I'm sure I'm missing something about how grouping works. When I use my own function within a summarize statement (after grouping) I get the same result for each group, which is wrong. Also I don't get any errors or warnings, it's just silently giving me the wrong answer.
My goal is to get this custom function to play nice with group_by.
Here is the code:
library(dplyr)
#data
transect <- data.frame(acronym = c("ABEESC", "ABIBAL", "AMMBRE", "ANTELE", "ABEESC", "ABIBAL", "AMMBRE"),
quad_id = c(1, 1, 1, 1, 2, 2, 2))
#scores
c_scores <- data.frame(acronym = c("ABEESC", "ABIBAL", "AMMBRE", "ANTELE"),
c = c(5, 6, 6, 10))
#custom fun
my_fun <- function(data, scores){
join <- left_join(data, scores, by = "acronym")
mean <- mean(join$c)
return(mean)
}
#this works
my_fun(transect, c_scores)
#this also works
transect %>% my_fun(., c_scores)
#this doesn't...
transect %>%
group_by(quad_id) %>%
summarise(mean_c = my_fun(., scores = c_scores))
this is my result:
quad_id | mean_c |
---|---|
1 | 6.29 |
2 | 6.29 |
this is what I want:
quad_id | mean_c |
---|---|
1 | 6.75 |
2 | 5.66 |
CodePudding user response:
We may use cur_data()
as input to the function instead of .
as .
can take the full dataset instead of subset of data in the group
library(dplyr)
transect %>%
group_by(quad_id) %>%
summarise(mean_c = my_fun(cur_data(), scores = c_scores))
-output
# A tibble: 2 × 2
quad_id mean_c
<dbl> <dbl>
1 1 6.75
2 2 5.67
If we want a message
when it is grouped, then use is_grouped_df
my_fun2 <- function(data, scores)
{
if(dplyr::is_grouped_df(data))
{
message("data is grouped, so use cur_data() as data")
}
left_join(data, scores, by = "acronym") %>%
pull(c) %>%
mean
}
-testing
> transect %>%
group_by(quad_id) %>%
summarise(mean_c = my_fun2(., scores = c_scores))

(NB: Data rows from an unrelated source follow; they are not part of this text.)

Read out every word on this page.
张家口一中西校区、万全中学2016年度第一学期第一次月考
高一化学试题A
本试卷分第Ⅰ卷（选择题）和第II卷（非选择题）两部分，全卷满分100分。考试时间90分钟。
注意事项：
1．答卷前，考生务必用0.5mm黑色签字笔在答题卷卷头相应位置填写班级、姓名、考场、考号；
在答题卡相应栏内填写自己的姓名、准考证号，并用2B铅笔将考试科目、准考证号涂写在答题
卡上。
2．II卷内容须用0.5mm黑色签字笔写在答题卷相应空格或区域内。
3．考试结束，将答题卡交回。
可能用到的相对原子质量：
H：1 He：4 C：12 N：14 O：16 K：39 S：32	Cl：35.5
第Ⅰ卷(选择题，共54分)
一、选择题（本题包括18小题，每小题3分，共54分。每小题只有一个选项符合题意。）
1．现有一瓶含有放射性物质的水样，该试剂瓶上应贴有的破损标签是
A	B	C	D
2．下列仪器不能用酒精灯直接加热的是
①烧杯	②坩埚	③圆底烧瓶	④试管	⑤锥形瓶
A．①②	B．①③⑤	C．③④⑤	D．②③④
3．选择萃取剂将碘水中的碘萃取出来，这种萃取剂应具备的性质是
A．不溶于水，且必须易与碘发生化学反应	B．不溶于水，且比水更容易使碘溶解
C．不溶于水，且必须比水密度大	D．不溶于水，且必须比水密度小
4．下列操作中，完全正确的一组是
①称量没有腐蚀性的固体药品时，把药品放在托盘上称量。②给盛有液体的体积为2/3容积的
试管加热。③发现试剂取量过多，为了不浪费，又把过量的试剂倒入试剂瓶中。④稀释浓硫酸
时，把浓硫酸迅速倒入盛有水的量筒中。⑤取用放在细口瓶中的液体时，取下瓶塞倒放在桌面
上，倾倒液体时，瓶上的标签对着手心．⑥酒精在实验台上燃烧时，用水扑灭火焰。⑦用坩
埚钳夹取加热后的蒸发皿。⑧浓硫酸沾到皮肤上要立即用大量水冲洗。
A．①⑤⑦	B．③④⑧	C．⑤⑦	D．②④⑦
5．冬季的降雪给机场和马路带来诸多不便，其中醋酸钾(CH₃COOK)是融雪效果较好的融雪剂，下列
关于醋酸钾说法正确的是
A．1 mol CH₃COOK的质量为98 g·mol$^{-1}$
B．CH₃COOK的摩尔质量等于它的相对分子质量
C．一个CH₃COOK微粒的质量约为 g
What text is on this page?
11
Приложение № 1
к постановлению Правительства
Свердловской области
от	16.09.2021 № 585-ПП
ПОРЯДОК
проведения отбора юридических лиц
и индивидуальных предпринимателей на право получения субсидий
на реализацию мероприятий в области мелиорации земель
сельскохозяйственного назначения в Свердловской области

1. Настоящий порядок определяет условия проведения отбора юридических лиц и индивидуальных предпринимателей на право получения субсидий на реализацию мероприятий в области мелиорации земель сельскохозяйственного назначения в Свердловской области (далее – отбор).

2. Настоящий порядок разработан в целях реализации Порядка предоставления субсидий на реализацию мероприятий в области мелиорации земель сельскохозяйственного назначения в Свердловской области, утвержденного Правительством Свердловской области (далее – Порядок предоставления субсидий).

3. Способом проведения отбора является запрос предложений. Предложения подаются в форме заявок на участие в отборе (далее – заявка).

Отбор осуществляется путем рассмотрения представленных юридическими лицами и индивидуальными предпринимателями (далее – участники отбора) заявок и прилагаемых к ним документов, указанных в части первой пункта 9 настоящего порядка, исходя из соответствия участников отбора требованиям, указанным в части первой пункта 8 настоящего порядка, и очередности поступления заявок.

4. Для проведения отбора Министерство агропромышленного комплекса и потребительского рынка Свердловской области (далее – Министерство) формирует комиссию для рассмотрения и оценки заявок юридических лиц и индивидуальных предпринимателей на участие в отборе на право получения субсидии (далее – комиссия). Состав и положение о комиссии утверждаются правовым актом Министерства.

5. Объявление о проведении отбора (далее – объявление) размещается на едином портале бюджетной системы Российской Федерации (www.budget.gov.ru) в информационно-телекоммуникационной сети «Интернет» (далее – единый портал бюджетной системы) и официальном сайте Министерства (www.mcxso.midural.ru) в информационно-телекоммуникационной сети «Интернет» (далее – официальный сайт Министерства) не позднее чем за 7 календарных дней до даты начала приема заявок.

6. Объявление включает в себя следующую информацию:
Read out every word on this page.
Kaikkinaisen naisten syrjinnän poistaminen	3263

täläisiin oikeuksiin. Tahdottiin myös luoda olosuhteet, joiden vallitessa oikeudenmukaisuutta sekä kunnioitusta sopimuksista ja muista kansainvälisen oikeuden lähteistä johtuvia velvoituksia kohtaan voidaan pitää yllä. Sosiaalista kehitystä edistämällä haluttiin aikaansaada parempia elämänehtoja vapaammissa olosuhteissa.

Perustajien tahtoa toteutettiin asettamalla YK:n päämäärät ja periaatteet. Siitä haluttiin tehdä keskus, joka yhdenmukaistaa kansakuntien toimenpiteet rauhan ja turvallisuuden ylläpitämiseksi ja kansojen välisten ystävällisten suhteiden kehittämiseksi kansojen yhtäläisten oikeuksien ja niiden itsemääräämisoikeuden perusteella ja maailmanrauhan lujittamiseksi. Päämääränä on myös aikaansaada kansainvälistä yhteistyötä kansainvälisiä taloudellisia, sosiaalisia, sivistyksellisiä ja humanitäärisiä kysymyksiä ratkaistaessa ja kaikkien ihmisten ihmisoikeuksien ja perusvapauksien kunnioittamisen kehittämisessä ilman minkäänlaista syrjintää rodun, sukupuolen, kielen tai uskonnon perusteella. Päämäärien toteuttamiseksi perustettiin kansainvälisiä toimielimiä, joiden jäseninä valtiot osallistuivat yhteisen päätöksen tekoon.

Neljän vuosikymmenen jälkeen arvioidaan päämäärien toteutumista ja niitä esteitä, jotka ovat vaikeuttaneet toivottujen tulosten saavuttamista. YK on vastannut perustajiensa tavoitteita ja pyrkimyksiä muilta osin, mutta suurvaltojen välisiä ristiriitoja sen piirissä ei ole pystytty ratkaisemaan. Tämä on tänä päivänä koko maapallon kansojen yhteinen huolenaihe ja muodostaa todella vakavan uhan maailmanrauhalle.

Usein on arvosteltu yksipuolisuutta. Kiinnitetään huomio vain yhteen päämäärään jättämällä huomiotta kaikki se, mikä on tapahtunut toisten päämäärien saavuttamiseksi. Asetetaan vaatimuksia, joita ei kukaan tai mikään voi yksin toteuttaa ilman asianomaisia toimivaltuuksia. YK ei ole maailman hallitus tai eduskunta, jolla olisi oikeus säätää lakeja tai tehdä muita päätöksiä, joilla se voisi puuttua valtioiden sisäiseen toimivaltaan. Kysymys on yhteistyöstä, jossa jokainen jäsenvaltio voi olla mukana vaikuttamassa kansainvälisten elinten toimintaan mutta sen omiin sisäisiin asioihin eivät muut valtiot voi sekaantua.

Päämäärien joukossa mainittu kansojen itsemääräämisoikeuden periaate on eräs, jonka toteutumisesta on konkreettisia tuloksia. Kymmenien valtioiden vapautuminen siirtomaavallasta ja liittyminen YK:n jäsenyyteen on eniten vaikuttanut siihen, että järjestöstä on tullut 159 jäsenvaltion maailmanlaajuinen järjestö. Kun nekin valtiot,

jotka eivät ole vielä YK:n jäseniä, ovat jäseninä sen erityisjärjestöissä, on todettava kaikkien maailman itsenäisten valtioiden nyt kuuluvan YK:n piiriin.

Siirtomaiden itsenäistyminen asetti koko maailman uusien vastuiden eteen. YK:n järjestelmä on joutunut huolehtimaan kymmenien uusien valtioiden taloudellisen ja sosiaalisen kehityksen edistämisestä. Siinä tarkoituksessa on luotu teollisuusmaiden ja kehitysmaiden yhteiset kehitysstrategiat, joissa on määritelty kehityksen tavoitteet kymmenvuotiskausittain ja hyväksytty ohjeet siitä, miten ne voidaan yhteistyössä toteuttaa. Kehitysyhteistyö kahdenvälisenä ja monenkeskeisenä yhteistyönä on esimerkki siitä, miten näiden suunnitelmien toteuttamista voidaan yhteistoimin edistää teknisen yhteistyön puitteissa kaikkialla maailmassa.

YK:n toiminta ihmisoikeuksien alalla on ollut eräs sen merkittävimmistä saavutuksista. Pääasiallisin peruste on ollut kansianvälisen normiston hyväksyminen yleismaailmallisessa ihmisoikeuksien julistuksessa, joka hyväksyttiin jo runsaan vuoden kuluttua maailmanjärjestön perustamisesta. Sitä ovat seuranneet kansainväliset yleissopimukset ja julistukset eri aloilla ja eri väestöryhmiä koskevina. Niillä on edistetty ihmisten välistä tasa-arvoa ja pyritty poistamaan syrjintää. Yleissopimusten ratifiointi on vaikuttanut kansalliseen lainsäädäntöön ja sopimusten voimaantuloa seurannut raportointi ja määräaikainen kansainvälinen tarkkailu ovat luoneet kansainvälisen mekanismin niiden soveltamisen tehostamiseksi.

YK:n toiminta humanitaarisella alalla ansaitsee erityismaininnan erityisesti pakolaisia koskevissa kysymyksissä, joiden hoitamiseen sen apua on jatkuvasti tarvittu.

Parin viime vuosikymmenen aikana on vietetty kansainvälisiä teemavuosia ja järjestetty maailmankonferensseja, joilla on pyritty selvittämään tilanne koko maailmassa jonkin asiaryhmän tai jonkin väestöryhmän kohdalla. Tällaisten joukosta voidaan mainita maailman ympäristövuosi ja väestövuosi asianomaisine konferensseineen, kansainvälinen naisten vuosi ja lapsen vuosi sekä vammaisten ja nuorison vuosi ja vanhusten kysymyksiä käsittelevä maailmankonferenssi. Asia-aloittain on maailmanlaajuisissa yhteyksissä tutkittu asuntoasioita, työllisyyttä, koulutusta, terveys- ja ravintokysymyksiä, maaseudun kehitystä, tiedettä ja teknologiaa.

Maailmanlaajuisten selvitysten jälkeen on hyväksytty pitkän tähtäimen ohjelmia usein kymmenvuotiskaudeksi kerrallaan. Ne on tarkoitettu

data is grouped, so use cur_data() as data
data is grouped, so use cur_data() as data
# A tibble: 2 × 2
quad_id mean_c
<dbl> <dbl>
1 1 6.29
2 2 6.29
> transect %>%
group_by(quad_id) %>%
summarise(mean_c = my_fun2(cur_data(), scores = c_scores))
# A tibble: 2 × 2
quad_id mean_c
<dbl> <dbl>
1 1 6.75
2 2 5.67
Note that the messages are repeated as the function is applied multiple times (n number of groups) after the grouping when it is inside summarise
. If we do it outside, the message will be printed once
> transect %>%
group_by(quad_id) %>%
my_fun2(., c_scores)
data is grouped, so use cur_data() as data
[1] 6.285714
If we want a single function, we may also do
my_fun3 <- function(data, scores, grps = NULL)
{
data <- left_join(data, scores, by = "acronym")
if(!missing(grps))
{
data <- data %>%
group_by(across(all_of(grps)))
}
data %>%
summarise(mean_c = mean(c, na.rm = TRUE))
}
-testing
> my_fun3(transect, c_scores, "quad_id")
# A tibble: 2 × 2
quad_id mean_c
<dbl> <dbl>
1 1 6.75
2 2 5.67
>
> my_fun3(transect, c_scores)
mean_c
1 6.285714
or simplify without any if
condition using missing
by making use of any_of
in group_by
my_fun3 <- function(data, scores, grps = NULL)
{
left_join(data, scores, by = "acronym") %>%
group_by(across(any_of(grps))) %>%
summarise(mean_c = mean(c, na.rm = TRUE))
}
-testing
> my_fun3(transect, c_scores, "quad_id")
# A tibble: 2 × 2
quad_id mean_c
<dbl> <dbl>
1 1 6.75
2 2 5.67
> my_fun3(transect, c_scores)
# A tibble: 1 × 1
mean_c
<dbl>
1 6.29